Lotus Operating Principles
      Brilliant, sensical, thoughtful stuff I end up paraphrasing every day.  The process to develop them as important as the ideals themselves.

We…

It’s one of those things that make you cringe when you hear it in a meeting.

Each time.

You consider yourself a coach and want to pull the exec aside right
there and then when she/he does it more and more.

You want to explain how bad it sounds.  How it can inadvertently impugn perception and
reputation.  And ability to lead.

But the meeting goes on, business gets conducted, and it somehow gets
dropped into the “next time” conversation bucket.

But it’s a pretty big thing.

Sometimes it’s a nervous tic, like saying “like” or “you know”.

But it can do damage far worse than those words.

It’s when a CEO, CFO or other team leader talks about “I’ve
restructured…” or ” I’ve sold…” right in front of the team.

Or when a CFO talks about “my receivables” or “my expenses” in front
of the Board.

I can’t stand it.  It makes me crazy.

It sends a message that a leader really doesn’t want to convey.

head up ass

But it’s an easy trap to fall into.

When I’m getting to know a team while evaluating investment — and partnership — it sends an alarm.

It makes me want to keep probing and exploring in order to confirm or disprove my concerns about leadership style, partnering potential, ego. Maybe even character.

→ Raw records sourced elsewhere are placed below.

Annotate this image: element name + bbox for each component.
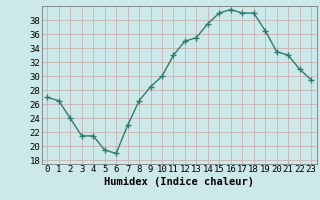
X-axis label: Humidex (Indice chaleur): Humidex (Indice chaleur) [104,177,254,187]
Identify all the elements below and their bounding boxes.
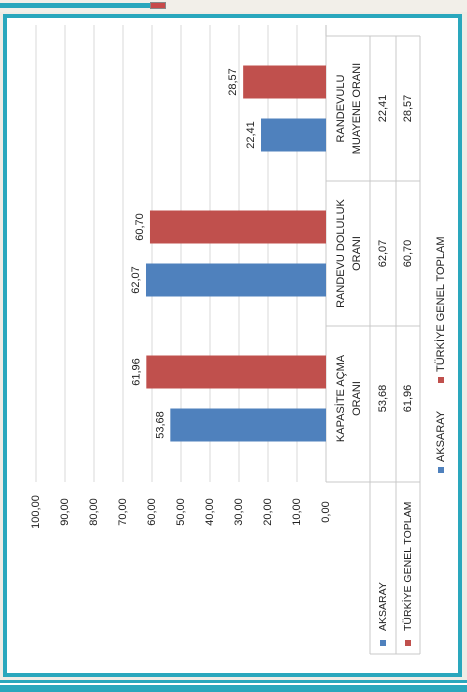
data-labels: 53,68 61,96 62,07 60,70 22,41 28,57 — [130, 68, 257, 439]
data-label: 22,41 — [245, 121, 257, 149]
category-label: RANDEVULU — [335, 75, 347, 143]
tick-label: 50,00 — [175, 498, 187, 526]
tick-label: 100,00 — [30, 495, 42, 529]
top-red-marker — [150, 2, 166, 9]
legend-key — [438, 377, 444, 383]
table-value: 62,07 — [377, 240, 389, 268]
table-value: 61,96 — [402, 385, 414, 413]
data-label: 53,68 — [154, 411, 166, 439]
category-label: RANDEVU DOLULUK — [335, 198, 347, 307]
bar-turkiye-2 — [243, 65, 326, 99]
legend-label: AKSARAY — [435, 410, 447, 462]
bar-aksaray-2 — [261, 118, 326, 152]
category-label: MUAYENE ORANI — [351, 63, 363, 154]
table-value: 53,68 — [377, 385, 389, 413]
top-accent-bar — [0, 3, 150, 8]
table-legend-label: AKSARAY — [377, 582, 389, 631]
legend-key — [438, 467, 444, 473]
category-labels: KAPASİTE AÇMA ORANI RANDEVU DOLULUK ORANI RA… — [334, 63, 363, 442]
tick-label: 10,00 — [291, 498, 303, 526]
table-value: 60,70 — [402, 240, 414, 268]
data-label: 60,70 — [134, 213, 146, 241]
bar-turkiye-0 — [146, 355, 326, 389]
bar-turkiye-1 — [149, 210, 326, 244]
tick-label: 60,00 — [146, 498, 158, 526]
tick-label: 90,00 — [59, 498, 71, 526]
category-label: KAPASİTE AÇMA — [334, 354, 347, 442]
table-legend-key — [405, 640, 411, 646]
category-label: ORANI — [351, 381, 363, 416]
gridlines — [35, 25, 327, 482]
tick-labels: 0,00 10,00 20,00 30,00 40,00 50,00 60,00 70,00 8… — [30, 495, 332, 529]
tick-label: 70,00 — [117, 498, 129, 526]
chart-frame — [3, 14, 462, 677]
table-legend-key — [380, 640, 386, 646]
table-legend-label: TÜRKİYE GENEL TOPLAM — [401, 502, 414, 631]
data-label: 62,07 — [130, 266, 142, 294]
legend-label: TÜRKİYE GENEL TOPLAM — [434, 236, 447, 372]
legend: AKSARAY TÜRKİYE GENEL TOPLAM — [434, 236, 447, 473]
tick-label: 30,00 — [233, 498, 245, 526]
table-value: 22,41 — [377, 95, 389, 123]
tick-label: 20,00 — [262, 498, 274, 526]
data-label: 61,96 — [130, 358, 142, 386]
table-value: 28,57 — [402, 95, 414, 123]
data-label: 28,57 — [227, 68, 239, 96]
bar-aksaray-1 — [145, 263, 326, 297]
category-label: ORANI — [351, 236, 363, 271]
bars — [145, 65, 326, 442]
data-table-legend: AKSARAY TÜRKİYE GENEL TOPLAM — [377, 502, 414, 646]
tick-label: 0,00 — [320, 501, 332, 522]
data-table-values: 53,68 62,07 22,41 61,96 60,70 28,57 — [377, 95, 414, 413]
bar-aksaray-0 — [170, 408, 326, 442]
tick-label: 80,00 — [88, 498, 100, 526]
bottom-divider — [0, 683, 467, 685]
data-table-grid — [325, 35, 421, 655]
tick-label: 40,00 — [204, 498, 216, 526]
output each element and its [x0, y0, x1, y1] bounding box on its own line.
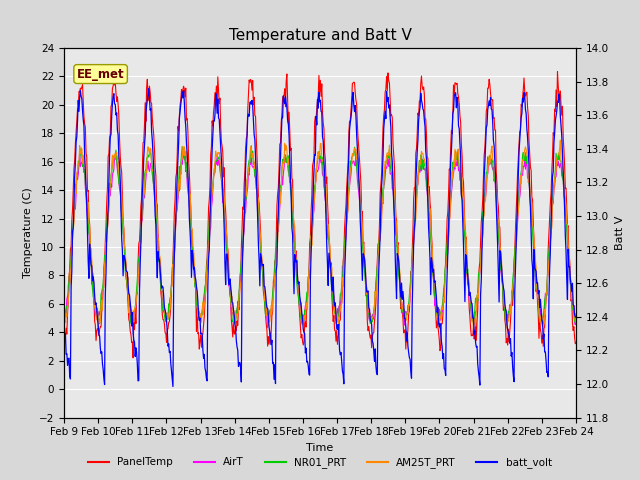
- Y-axis label: Batt V: Batt V: [614, 216, 625, 250]
- Y-axis label: Temperature (C): Temperature (C): [23, 187, 33, 278]
- Legend: PanelTemp, AirT, NR01_PRT, AM25T_PRT, batt_volt: PanelTemp, AirT, NR01_PRT, AM25T_PRT, ba…: [84, 453, 556, 472]
- X-axis label: Time: Time: [307, 443, 333, 453]
- Title: Temperature and Batt V: Temperature and Batt V: [228, 28, 412, 43]
- Text: EE_met: EE_met: [77, 68, 124, 81]
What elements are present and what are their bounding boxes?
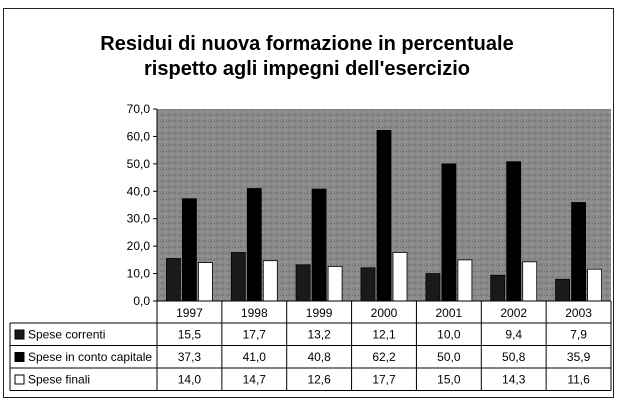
bar-3-2002: [522, 261, 538, 302]
data-label: 41,0: [243, 350, 267, 364]
bar-1-2000: [360, 267, 376, 302]
data-label: 14,7: [243, 373, 267, 387]
legend-swatch: [14, 329, 25, 340]
data-label: 50,0: [437, 350, 461, 364]
bar-1-1998: [230, 252, 246, 302]
x-tick-label: 2002: [500, 306, 527, 320]
y-tick-label: 30,0: [127, 212, 151, 226]
bar-1-1999: [295, 264, 311, 302]
bar-2-1997: [181, 198, 197, 302]
data-label: 15,0: [437, 373, 461, 387]
x-tick-label: 2003: [565, 306, 592, 320]
data-label: 10,0: [437, 328, 461, 342]
y-tick-label: 20,0: [127, 239, 151, 253]
bar-3-1998: [262, 260, 278, 302]
data-label: 50,8: [502, 350, 526, 364]
bar-3-2003: [587, 268, 602, 302]
data-label: 14,3: [502, 373, 526, 387]
data-label: 14,0: [178, 373, 202, 387]
legend-label: Spese finali: [28, 373, 90, 387]
data-label: 9,4: [505, 328, 522, 342]
data-label: 62,2: [372, 350, 396, 364]
x-tick-label: 1997: [176, 306, 203, 320]
data-label: 7,9: [570, 328, 587, 342]
bar-2-2003: [571, 202, 586, 302]
legend-label: Spese correnti: [28, 328, 105, 342]
y-tick-label: 10,0: [127, 267, 151, 281]
chart-subtitle: rispetto agli impegni dell'esercizio: [144, 58, 470, 80]
bar-1-2002: [490, 274, 506, 302]
bar-3-2001: [457, 259, 473, 302]
bar-2-2000: [376, 129, 392, 302]
x-tick-label: 1999: [306, 306, 333, 320]
chart-frame: [3, 8, 614, 398]
bar-2-2001: [441, 163, 457, 302]
data-label: 35,9: [567, 350, 591, 364]
data-label: 11,6: [567, 373, 590, 387]
bar-1-1997: [165, 258, 181, 302]
legend-swatch: [14, 374, 25, 385]
bar-1-2003: [555, 278, 570, 302]
data-label: 15,5: [178, 328, 202, 342]
data-label: 13,2: [307, 328, 331, 342]
bar-1-2001: [425, 273, 441, 302]
x-tick-label: 2000: [371, 306, 398, 320]
data-label: 12,1: [372, 328, 396, 342]
data-table: 1997 1998 1999 2000 2001 2002 2003 Spese corren…: [9, 300, 612, 391]
bar-2-2002: [506, 161, 522, 302]
bar-3-1999: [327, 265, 343, 302]
x-tick-label: 1998: [241, 306, 268, 320]
y-tick-label: 0,0: [133, 294, 150, 308]
y-tick-label: 70,0: [127, 102, 151, 116]
bar-2-1999: [311, 188, 327, 302]
legend-swatch: [14, 352, 25, 362]
plot-area: 0,0 10,0 20,0 30,0 40,0 50,0 60,0 70,0: [127, 102, 611, 308]
bar-3-1997: [197, 262, 213, 302]
data-label: 17,7: [243, 328, 267, 342]
bar-2-1998: [246, 188, 262, 302]
data-label: 17,7: [372, 373, 396, 387]
legend-label: Spese in conto capitale: [28, 350, 152, 364]
y-tick-label: 60,0: [127, 129, 151, 143]
chart-title: Residui di nuova formazione in percentua…: [100, 33, 513, 55]
bar-3-2000: [392, 252, 408, 302]
data-label: 37,3: [178, 350, 202, 364]
data-label: 40,8: [307, 350, 331, 364]
y-tick-label: 40,0: [127, 184, 151, 198]
data-label: 12,6: [307, 373, 331, 387]
y-tick-label: 50,0: [127, 157, 151, 171]
x-tick-label: 2001: [436, 306, 463, 320]
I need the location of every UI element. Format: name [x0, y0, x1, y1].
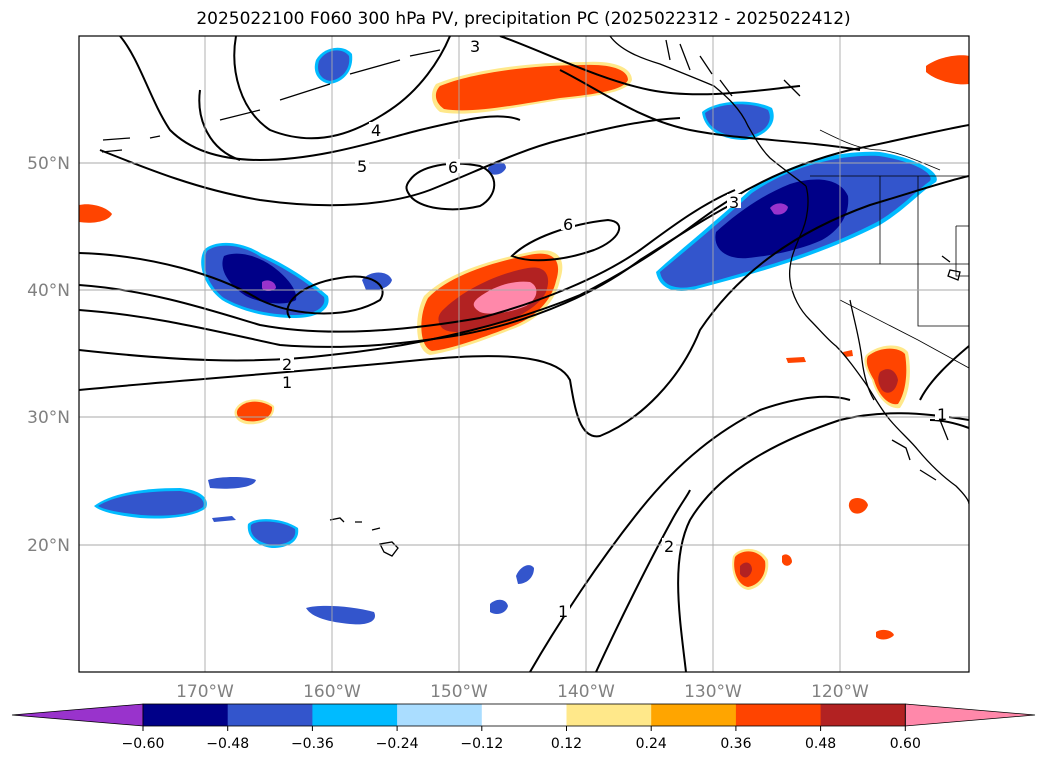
colorbar-segment	[651, 704, 737, 726]
colorbar-segment	[227, 704, 313, 726]
lon-label: 170°W	[176, 682, 234, 702]
precip-area	[435, 64, 628, 111]
contour-high	[559, 69, 861, 151]
precip-area	[318, 50, 350, 81]
colorbar-segment	[566, 704, 652, 726]
colorbar-extend-high	[904, 703, 1036, 727]
lon-label: 140°W	[557, 682, 615, 702]
contour-6b	[510, 218, 621, 262]
boundaries	[790, 129, 969, 369]
map-frame	[78, 35, 970, 673]
contour-label: 1	[282, 373, 292, 392]
contour-1	[79, 175, 969, 438]
precip-area	[236, 401, 273, 422]
contour-label: 2	[282, 355, 292, 374]
precip-area	[250, 521, 296, 545]
precip-area	[208, 477, 256, 489]
contour-upper2	[198, 36, 801, 161]
precip-area	[212, 516, 236, 522]
colorbar-segment	[312, 704, 398, 726]
contour-label: 3	[470, 37, 480, 56]
coastlines	[101, 36, 969, 557]
colorbar-extend-low	[11, 703, 144, 727]
colorbar-frame	[142, 703, 906, 727]
precip-area	[782, 554, 792, 566]
precip-area	[705, 104, 770, 137]
colorbar-segment	[820, 704, 906, 726]
colorbar-tick-label: −0.12	[460, 736, 503, 752]
precip-area	[740, 562, 752, 578]
lon-label: 150°W	[430, 682, 488, 702]
contour-labels: 1 2 3 4 5 6 6 3 2 1 1 3	[280, 37, 949, 621]
lon-label: 130°W	[684, 682, 742, 702]
colorbar-tick-label: 0.60	[890, 736, 921, 752]
lon-label: 120°W	[811, 682, 869, 702]
contour-label: 3	[729, 193, 739, 212]
precip-area	[262, 280, 276, 291]
colorbar-tick-label: −0.60	[122, 736, 165, 752]
colorbar-tick-label: −0.36	[291, 736, 334, 752]
contour-label: 4	[371, 121, 381, 140]
precip-area	[786, 357, 806, 363]
colorbar-tick-label: −0.48	[206, 736, 249, 752]
contour-south3	[677, 412, 969, 672]
precip-area	[715, 179, 849, 259]
colorbar-ticks: −0.60 −0.48 −0.36 −0.24 −0.12 0.12 0.24 0.36 0.4…	[122, 726, 921, 752]
precip-area	[516, 565, 534, 584]
lon-label: 160°W	[303, 682, 361, 702]
contour-3a	[79, 189, 736, 333]
precip-area	[490, 599, 508, 614]
colorbar-tick-label: 0.24	[636, 736, 667, 752]
lat-label: 30°N	[27, 408, 70, 428]
contour-label: 6	[563, 215, 573, 234]
contour-label: 5	[357, 157, 367, 176]
contour-label: 6	[448, 158, 458, 177]
precip-area	[79, 204, 112, 223]
lat-label: 50°N	[27, 154, 70, 174]
colorbar-segment	[397, 704, 483, 726]
contour-3b	[79, 252, 384, 319]
precip-area	[488, 162, 506, 175]
contour-2	[79, 124, 969, 362]
contour-label: 1	[558, 602, 568, 621]
lat-labels: 50°N 40°N 30°N 20°N	[27, 154, 70, 556]
colorbar-tick-label: 0.12	[551, 736, 582, 752]
precip-area	[843, 350, 853, 357]
colorbar	[11, 703, 1036, 727]
lon-labels: 170°W 160°W 150°W 140°W 130°W 120°W	[176, 682, 869, 702]
colorbar-tick-label: 0.36	[720, 736, 751, 752]
colorbar-segment	[481, 704, 567, 726]
contour-5	[119, 36, 521, 162]
colorbar-segment	[143, 704, 229, 726]
lat-label: 40°N	[27, 281, 70, 301]
contour-label: 1	[937, 405, 947, 424]
precip-area	[848, 497, 868, 514]
contour-2b	[79, 199, 741, 348]
figure-title: 2025022100 F060 300 hPa PV, precipitatio…	[196, 9, 851, 29]
precip-area	[770, 203, 788, 215]
precip-area	[222, 253, 297, 304]
precip-area	[98, 491, 204, 516]
precip-area	[878, 369, 898, 393]
precip-area	[876, 629, 894, 640]
precip-area	[926, 55, 969, 85]
colorbar-tick-label: −0.24	[376, 736, 419, 752]
lat-label: 20°N	[27, 536, 70, 556]
map-area	[79, 36, 969, 672]
contour-ne2	[929, 419, 969, 429]
contour-south1	[529, 395, 851, 672]
colorbar-tick-label: 0.48	[805, 736, 836, 752]
contour-ne	[919, 345, 969, 401]
gridlines	[79, 36, 969, 672]
colorbar-segment	[735, 704, 822, 726]
contour-label: 2	[664, 537, 674, 556]
precip-area	[306, 605, 375, 625]
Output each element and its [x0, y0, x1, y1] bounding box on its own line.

When mentoring a CEO, it can be one of the fundamental building blocks of professional development.

Most great entrepreneurs are, at their core, great and talented individual contributors.

Innovators, artists, and really smart people.

Then they become Founders, executives and managers with teams around them.

Teams they recruit and want to inspire, guide and retain.

It becomes time to “make the turn” and become leaders.

To not feel compelled to be the smartest and most valuable person in every room.

It’s not about themselves.  It’s about the team.  It’s about what they can build through collective success.

It’s about leading by example.  About creating an environment where team members feel
they play a big part in team success. And feel they are recognized.

Great teams are composed of special people.

People who look for the vision and passion of leaders who can pull them towards a beacon.

People who look to leadership that demonstrates public appreciation and support for their contributions.

“We”.

It’s not hard to say.

And the alternatives are not what you want.